Il ricorso è inammissibile.

Come queste Sezioni Unite hanno già avuto modo di affermare in tema di responsabilità contabile, la norma dell’art. 17, comma 30 ter, D.L. n. 78 del 2009 (conv. in L. n. 102 del 2009) che ha circoscritto la possibilità del P.M. presso il giudice contabile di agire per il risarcimento del danno all’immagine di enti pubblici (pena la nullità degli atti processuali computi) ai soli fatti costituenti delitti contro la P.A., accertati con sentenza passata in giudicato, introduce una mera condizione di proponibilità dell’azione di responsabilità davanti al giudice contabile (incidente, dunque, sui soli limiti interni della giurisdizione di tale giudice) e non una questione di giurisdizione (v. Cass., Sez. Un., 7/6/2012, n. 9188), atteso che tale norma non pone una limitazione della giurisdizione contabile ma, nel disciplinare l’esercizio da parte delle Procure regionali della Corte dei Conti dell’azione per il risarcimento del danno all’immagine subito dall’Amministrazione, ha solo circoscritto i casi in cui è possibile esperirla nei confronti di un suo dipendente (v. Cass., Sez. Un., 23/11/2012, n. 20728).

Principio da questa Corte affermato con riferimento a questioni concernenti la sussistenza o meno del rapporto di servizio (v. Cass., Sez. Un., 7/6/2012, n. 9188), e che trova anche nella specie senz’altro applicazione.

Al merito, si è per altro verso posto in rilievo, afferisce invero ogni questione concernente la pretesa insussistenza di un danno risarcibile all’immagine della P.A..

Orbene, va al riguardo ribadito l’affermato principio in base al quale il ricorso per cassazione avverso le sentenze della Corte dei conti è ammesso solo per motivi attinenti alla giurisdizione, e non per censurare un “error in iudicando”, sicché è inammissibile il ricorso col quale come nella specie si assuma la carenza di giurisdizione in ragione dell’insussistenza di un danno risarcibile all’immagine della P.A., in quanto in tal caso la parte prospetta una questione di merito, attinente all’erronea sussistenza del danno, e non una questione relativa alla giurisdizione (v. Cass., Sez. Un., 7/12/2016, n. 25042; Cass., Sez. Un., 25/11/2008, n. 28059).

Non è a farsi luogo a pronunzia in ordine alle spese, stante la natura di parte soltanto in senso formale del controricorrente Procuratore Generale rappresentante il Pubblico Ministero presso la Corte dei Conti.

P.Q.M. 

La Corte dichiara inammissibile il ricorso. 

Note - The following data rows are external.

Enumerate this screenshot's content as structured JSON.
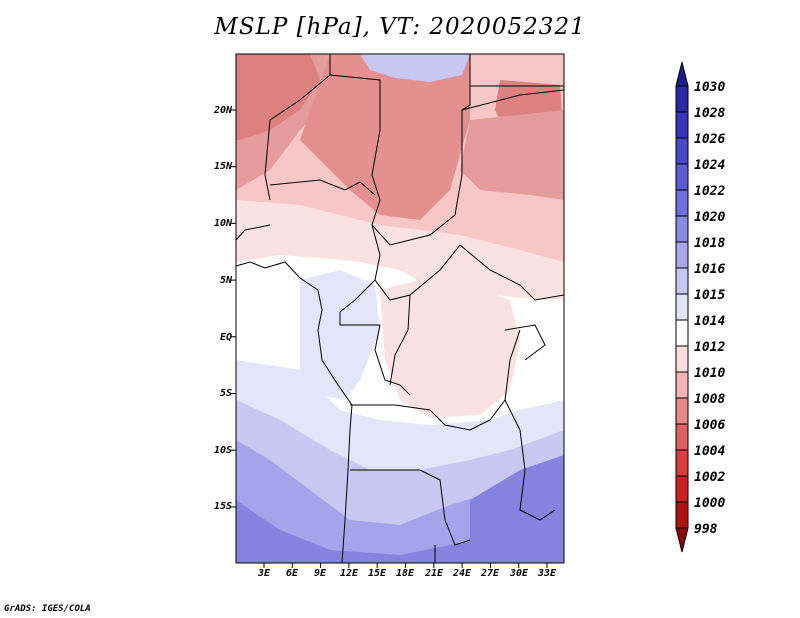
{
  "title": "MSLP [hPa], VT: 2020052321",
  "credit": "GrADS: IGES/COLA",
  "map": {
    "lat_ticks": [
      "20N",
      "15N",
      "10N",
      "5N",
      "EQ",
      "5S",
      "10S",
      "15S"
    ],
    "lon_ticks": [
      "3E",
      "6E",
      "9E",
      "12E",
      "15E",
      "18E",
      "21E",
      "24E",
      "27E",
      "30E",
      "33E"
    ]
  },
  "colorbar": {
    "levels": [
      "1030",
      "1028",
      "1026",
      "1024",
      "1022",
      "1020",
      "1018",
      "1016",
      "1015",
      "1014",
      "1012",
      "1010",
      "1008",
      "1006",
      "1004",
      "1002",
      "1000",
      "998"
    ],
    "colors": [
      "#1c1c8c",
      "#2a2aa4",
      "#3636b8",
      "#4848c8",
      "#5c5cd4",
      "#7070dc",
      "#8a8ae2",
      "#a8a8ea",
      "#c6c6f2",
      "#e2e2f8",
      "#ffffff",
      "#fbdcdc",
      "#f4b4b4",
      "#e88888",
      "#e06060",
      "#da3c3c",
      "#cc2020",
      "#b01212",
      "#8a0808"
    ]
  },
  "region_colors": {
    "sahel_low": "#e49090",
    "north_core": "#dc8080",
    "west_low": "#e49c9c",
    "mid_band": "#f7c6c6",
    "light_pink": "#fbe2e2",
    "neutral": "#ffffff",
    "lav_light": "#e4e4fa",
    "lav_mid": "#c8c8f2",
    "lav_deep": "#a4a4ea",
    "lav_strong": "#8484de"
  }
}
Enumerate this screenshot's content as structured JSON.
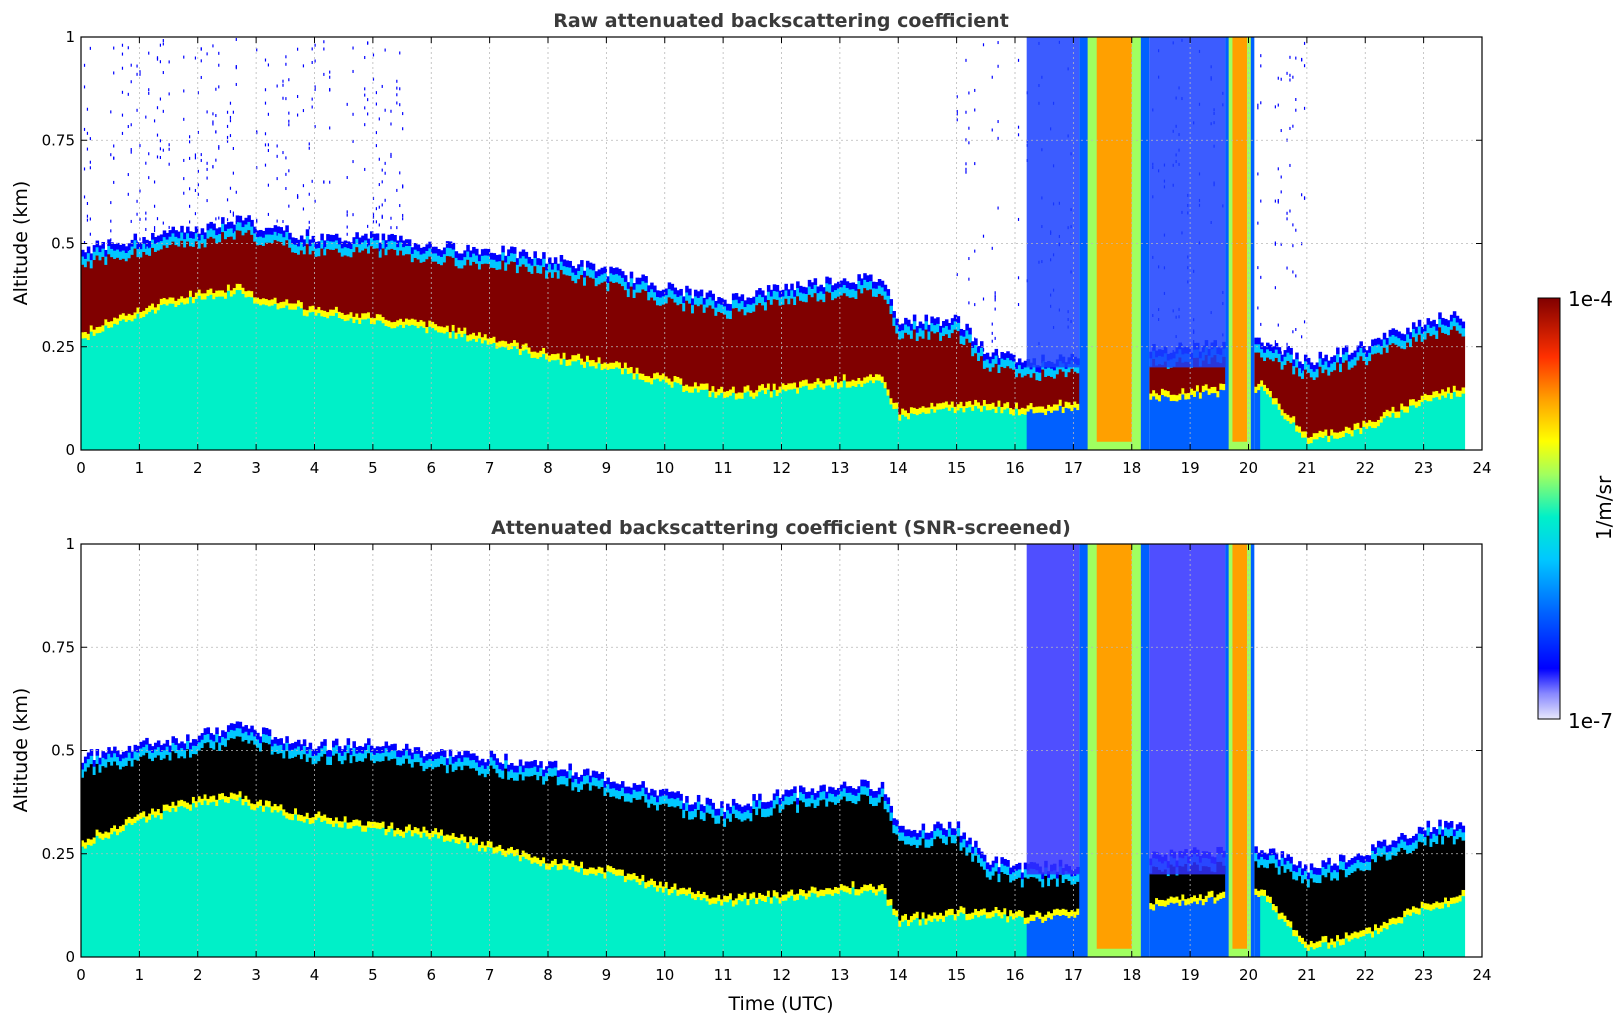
{
  "chart_data": [
    {
      "type": "heatmap",
      "title": "Raw attenuated backscattering coefficient",
      "xlabel": "",
      "ylabel": "Altitude (km)",
      "xlim": [
        0,
        24
      ],
      "ylim": [
        0,
        1
      ],
      "xticks": [
        0,
        1,
        2,
        3,
        4,
        5,
        6,
        7,
        8,
        9,
        10,
        11,
        12,
        13,
        14,
        15,
        16,
        17,
        18,
        19,
        20,
        21,
        22,
        23,
        24
      ],
      "yticks": [
        0,
        0.25,
        0.5,
        0.75,
        1
      ],
      "ytick_labels": [
        "0",
        "0.25",
        "0.5",
        "0.75",
        "1"
      ],
      "grid": true,
      "screened": false,
      "aerosol_layer_top_km": [
        [
          0,
          0.47
        ],
        [
          1,
          0.5
        ],
        [
          2,
          0.52
        ],
        [
          2.7,
          0.55
        ],
        [
          3,
          0.53
        ],
        [
          4,
          0.5
        ],
        [
          5,
          0.5
        ],
        [
          6,
          0.48
        ],
        [
          7,
          0.47
        ],
        [
          8,
          0.45
        ],
        [
          9,
          0.42
        ],
        [
          10,
          0.38
        ],
        [
          11,
          0.35
        ],
        [
          12,
          0.38
        ],
        [
          13,
          0.4
        ],
        [
          13.7,
          0.4
        ],
        [
          14,
          0.3
        ],
        [
          15,
          0.3
        ],
        [
          15.5,
          0.22
        ],
        [
          16.2,
          0.2
        ],
        [
          20.2,
          0.25
        ],
        [
          21,
          0.2
        ],
        [
          22,
          0.24
        ],
        [
          23,
          0.3
        ],
        [
          23.7,
          0.31
        ]
      ],
      "aerosol_layer_base_km": [
        [
          0,
          0.27
        ],
        [
          1,
          0.33
        ],
        [
          2,
          0.37
        ],
        [
          2.7,
          0.38
        ],
        [
          3,
          0.36
        ],
        [
          4,
          0.33
        ],
        [
          5,
          0.31
        ],
        [
          6,
          0.29
        ],
        [
          7,
          0.26
        ],
        [
          8,
          0.22
        ],
        [
          9,
          0.2
        ],
        [
          10,
          0.16
        ],
        [
          11,
          0.13
        ],
        [
          12,
          0.14
        ],
        [
          13,
          0.16
        ],
        [
          13.7,
          0.16
        ],
        [
          14,
          0.08
        ],
        [
          15,
          0.1
        ],
        [
          15.5,
          0.1
        ],
        [
          16.2,
          0.09
        ],
        [
          20.2,
          0.15
        ],
        [
          21,
          0.02
        ],
        [
          22,
          0.05
        ],
        [
          23,
          0.12
        ],
        [
          23.7,
          0.14
        ]
      ],
      "cloud_intervals_utc": [
        [
          17.1,
          18.3
        ],
        [
          19.6,
          20.1
        ]
      ]
    },
    {
      "type": "heatmap",
      "title": "Attenuated backscattering coefficient (SNR-screened)",
      "xlabel": "Time (UTC)",
      "ylabel": "Altitude (km)",
      "xlim": [
        0,
        24
      ],
      "ylim": [
        0,
        1
      ],
      "xticks": [
        0,
        1,
        2,
        3,
        4,
        5,
        6,
        7,
        8,
        9,
        10,
        11,
        12,
        13,
        14,
        15,
        16,
        17,
        18,
        19,
        20,
        21,
        22,
        23,
        24
      ],
      "yticks": [
        0,
        0.25,
        0.5,
        0.75,
        1
      ],
      "ytick_labels": [
        "0",
        "0.25",
        "0.5",
        "0.75",
        "1"
      ],
      "grid": true,
      "screened": true,
      "aerosol_layer_top_km": [
        [
          0,
          0.47
        ],
        [
          1,
          0.5
        ],
        [
          2,
          0.52
        ],
        [
          2.7,
          0.55
        ],
        [
          3,
          0.53
        ],
        [
          4,
          0.5
        ],
        [
          5,
          0.5
        ],
        [
          6,
          0.48
        ],
        [
          7,
          0.47
        ],
        [
          8,
          0.45
        ],
        [
          9,
          0.42
        ],
        [
          10,
          0.38
        ],
        [
          11,
          0.35
        ],
        [
          12,
          0.38
        ],
        [
          13,
          0.4
        ],
        [
          13.7,
          0.4
        ],
        [
          14,
          0.3
        ],
        [
          15,
          0.3
        ],
        [
          15.5,
          0.22
        ],
        [
          16.2,
          0.2
        ],
        [
          20.2,
          0.25
        ],
        [
          21,
          0.2
        ],
        [
          22,
          0.24
        ],
        [
          23,
          0.3
        ],
        [
          23.7,
          0.31
        ]
      ],
      "aerosol_layer_base_km": [
        [
          0,
          0.27
        ],
        [
          1,
          0.33
        ],
        [
          2,
          0.37
        ],
        [
          2.7,
          0.38
        ],
        [
          3,
          0.36
        ],
        [
          4,
          0.33
        ],
        [
          5,
          0.31
        ],
        [
          6,
          0.29
        ],
        [
          7,
          0.26
        ],
        [
          8,
          0.22
        ],
        [
          9,
          0.2
        ],
        [
          10,
          0.16
        ],
        [
          11,
          0.13
        ],
        [
          12,
          0.14
        ],
        [
          13,
          0.16
        ],
        [
          13.7,
          0.16
        ],
        [
          14,
          0.08
        ],
        [
          15,
          0.1
        ],
        [
          15.5,
          0.1
        ],
        [
          16.2,
          0.09
        ],
        [
          20.2,
          0.15
        ],
        [
          21,
          0.02
        ],
        [
          22,
          0.05
        ],
        [
          23,
          0.12
        ],
        [
          23.7,
          0.14
        ]
      ],
      "cloud_intervals_utc": [
        [
          17.1,
          18.3
        ],
        [
          19.6,
          20.1
        ]
      ]
    }
  ],
  "colorbar": {
    "label": "1/m/sr",
    "max_label": "1e-4",
    "min_label": "1e-7",
    "colormap": [
      "#e8e8fb",
      "#0000ff",
      "#0060ff",
      "#00c8ff",
      "#00f0c8",
      "#a0ff60",
      "#ffff00",
      "#ffa000",
      "#ff3000",
      "#800000"
    ]
  }
}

Ai sensi dell’art. 13, co. 1-quater, d.p.r. 30 maggio 2002, n. 115, come modif. dalla L. 24 dicembre 2012, n. 228, dà atto della sussistenza dei presupposti per il versamento da parte del ricorrente dell’ulteriore importo a titolo di contributo unificato, pari a quello dovuto per il ricorso, a norma del comma 1-bis dello stesso art. 13.